Transcription Factor HMG Box-Containing Protein 1 (HBP1) Regulates Glycemic Homeostasis Through Modulation of Gluconeogenesis

Abstract

Abstract Objectives Glycemic dysregulation is one of the major metabolic disorders, which has long been a significant public health issue. The liver plays a pivotal role in the maintenance of blood glucose homeostasis. Previous studies indicate that upon refeeding a high carbohydrate diet, the expression of transcription factor HMG box-containing protein 1 (HBP1) was elevated in mice livers, suggesting a role of HBP1 in carbohydrate metabolism. Therefore, the objective of the current study was to understand the molecular mechanisms through which HBP1 regulates glucose generation in the liver. Methods Both in vivo HBP1 knockdown mice and in vitro HepG2 cell line were employed as the experimental models. Results First, we observed that overnight fasting led to increased PEPCK but decreased HBP1 expression in mice livers, and subsequent addition of insulin reversed the expression pattern.

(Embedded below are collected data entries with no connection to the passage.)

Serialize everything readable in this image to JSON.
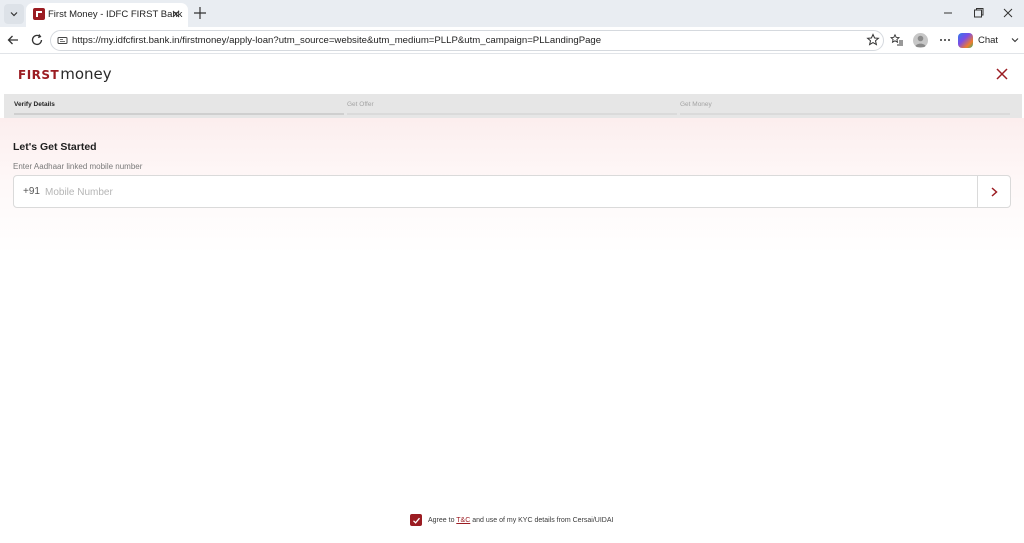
{
  "browser": {
    "tab_title": "First Money - IDFC FIRST Bank",
    "url": "https://my.idfcfirst.bank.in/firstmoney/apply-loan?utm_source=website&utm_medium=PLLP&utm_campaign=PLLandingPage",
    "chat_label": "Chat",
    "accent_color": "#9b1c22"
  },
  "header": {
    "logo_first": "FIRST",
    "logo_money": "money"
  },
  "steps": [
    {
      "label": "Verify Details",
      "state": "active"
    },
    {
      "label": "Get Offer",
      "state": "inactive"
    },
    {
      "label": "Get Money",
      "state": "inactive"
    }
  ],
  "form": {
    "heading": "Let's Get Started",
    "mobile_label": "Enter Aadhaar linked mobile number",
    "country_code": "+91",
    "mobile_placeholder": "Mobile Number",
    "mobile_value": ""
  },
  "consent": {
    "checked": true,
    "prefix": "Agree to ",
    "link": "T&C",
    "suffix": " and use of my KYC details from Cersai/UIDAI"
  }
}
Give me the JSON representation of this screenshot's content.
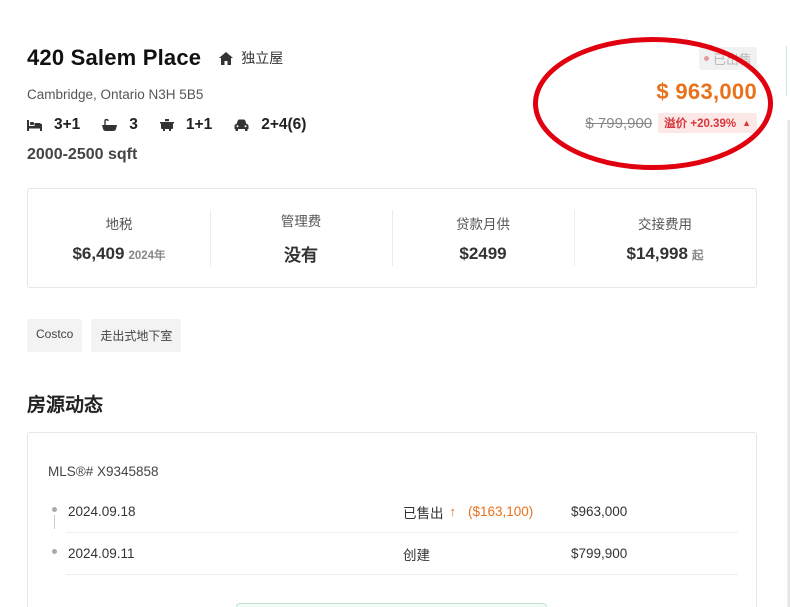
{
  "listing": {
    "title": "420 Salem Place",
    "property_type": "独立屋",
    "address": "Cambridge, Ontario N3H 5B5",
    "bedrooms": "3+1",
    "bathrooms": "3",
    "kitchens": "1+1",
    "parking": "2+4(6)",
    "sqft": "2000-2500 sqft"
  },
  "price": {
    "status": "已出售",
    "sold_price": "$ 963,000",
    "original_price": "$ 799,900",
    "premium_label": "溢价 +20.39%",
    "premium_arrow": "▲"
  },
  "stats": [
    {
      "label": "地税",
      "value": "$6,409",
      "suffix": "2024年"
    },
    {
      "label": "管理费",
      "value": "没有",
      "suffix": ""
    },
    {
      "label": "贷款月供",
      "value": "$2499",
      "suffix": ""
    },
    {
      "label": "交接费用",
      "value": "$14,998",
      "suffix": "起"
    }
  ],
  "tags": [
    "Costco",
    "走出式地下室"
  ],
  "history": {
    "section_title": "房源动态",
    "mls": "MLS®# X9345858",
    "rows": [
      {
        "date": "2024.09.18",
        "event": "已售出",
        "arrow": "↑",
        "diff": "($163,100)",
        "price": "$963,000"
      },
      {
        "date": "2024.09.11",
        "event": "创建",
        "arrow": "",
        "diff": "",
        "price": "$799,900"
      }
    ]
  },
  "icons": {
    "type_icon": "house-icon",
    "bed_icon": "bed-icon",
    "bath_icon": "bathtub-icon",
    "kitchen_icon": "kitchen-icon",
    "parking_icon": "car-icon"
  },
  "colors": {
    "accent_price": "#e9711c",
    "premium_red": "#d9353b",
    "annotation_ring": "#e1000f"
  }
}
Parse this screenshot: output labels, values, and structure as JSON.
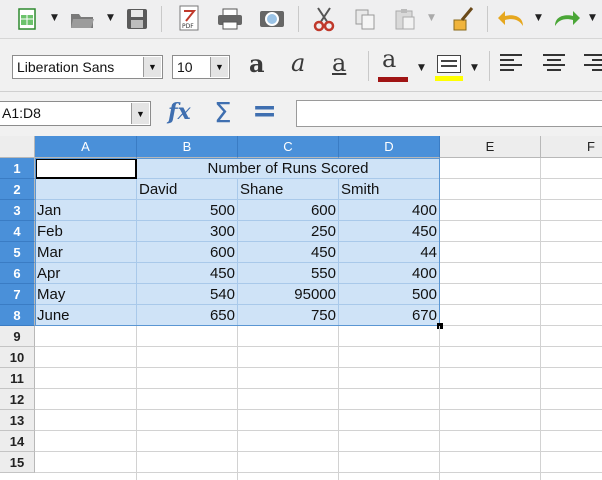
{
  "toolbar": {
    "icons": [
      "new-spreadsheet-icon",
      "open-icon",
      "save-icon",
      "export-pdf-icon",
      "print-icon",
      "print-preview-icon",
      "cut-icon",
      "copy-icon",
      "paste-icon",
      "clone-formatting-icon",
      "undo-icon",
      "redo-icon"
    ],
    "pdf_label": "PDF"
  },
  "format": {
    "font_name": "Liberation Sans",
    "font_size": "10",
    "bold_glyph": "a",
    "italic_glyph": "a",
    "underline_glyph": "a",
    "font_color_glyph": "a",
    "font_color": "#a01414",
    "highlight_color": "#ffff00"
  },
  "formula_bar": {
    "name_box": "A1:D8",
    "fx_label": "fx",
    "sum_label": "Σ",
    "equals_label": "=",
    "input_value": ""
  },
  "sheet": {
    "columns": [
      "A",
      "B",
      "C",
      "D",
      "E",
      "F"
    ],
    "rows": [
      "1",
      "2",
      "3",
      "4",
      "5",
      "6",
      "7",
      "8",
      "9",
      "10",
      "11",
      "12",
      "13",
      "14",
      "15"
    ],
    "title": "Number of Runs Scored",
    "headers": [
      "David",
      "Shane",
      "Smith"
    ],
    "data": [
      {
        "label": "Jan",
        "values": [
          "500",
          "600",
          "400"
        ]
      },
      {
        "label": "Feb",
        "values": [
          "300",
          "250",
          "450"
        ]
      },
      {
        "label": "Mar",
        "values": [
          "600",
          "450",
          "44"
        ]
      },
      {
        "label": "Apr",
        "values": [
          "450",
          "550",
          "400"
        ]
      },
      {
        "label": "May",
        "values": [
          "540",
          "95000",
          "500"
        ]
      },
      {
        "label": "June",
        "values": [
          "650",
          "750",
          "670"
        ]
      }
    ],
    "selection": "A1:D8",
    "selection_color": "#cfe3f7",
    "header_selected_color": "#4a90d9"
  }
}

More importantly, HBP1 knockout (KO) mice displayed a significantly higher blood glucose level (173 mg/dL) than that of the controls (98 mg/dL). Also, HBP1 KO led to impaired OGTT (oral glucose tolerance test) and ITT (insulin tolerance test). These data suggest that HBP1 might have a role in the regulation of gluconeogenesis in the liver. To unveil the molecular mechanism by which HBP1 regulates glucose homeostasis, we examined its role in gluconeogenesis. Administration of gluconeogenic stimulators glucagon (100 nM) and cAMP (0.5 ng/mL) resulted in increased expression of Phosphoenolpyruvate carboxykinase (PEPCK; encoded by the PCK1 gene), a key enzyme in gluconeogenesis, but decreased HBP1 expression in HepG2 cells. Last, HBP1 siRNA-mediated mRNA disruption led to elevated PEPCK expression, whereas ectopic expression of HBP1 (pcDNA3-HBP1-Flag) significantly suppressed it. Conclusions In conclusion, our data indicate that HBP1 might negatively regulate glucose production and support HBP1 as a novel biological regulator of blood glucose homeostasis. Funding Sources This work was supported by the grant to MOST 108–2320-B-039–051-MY3 C-Y Huang.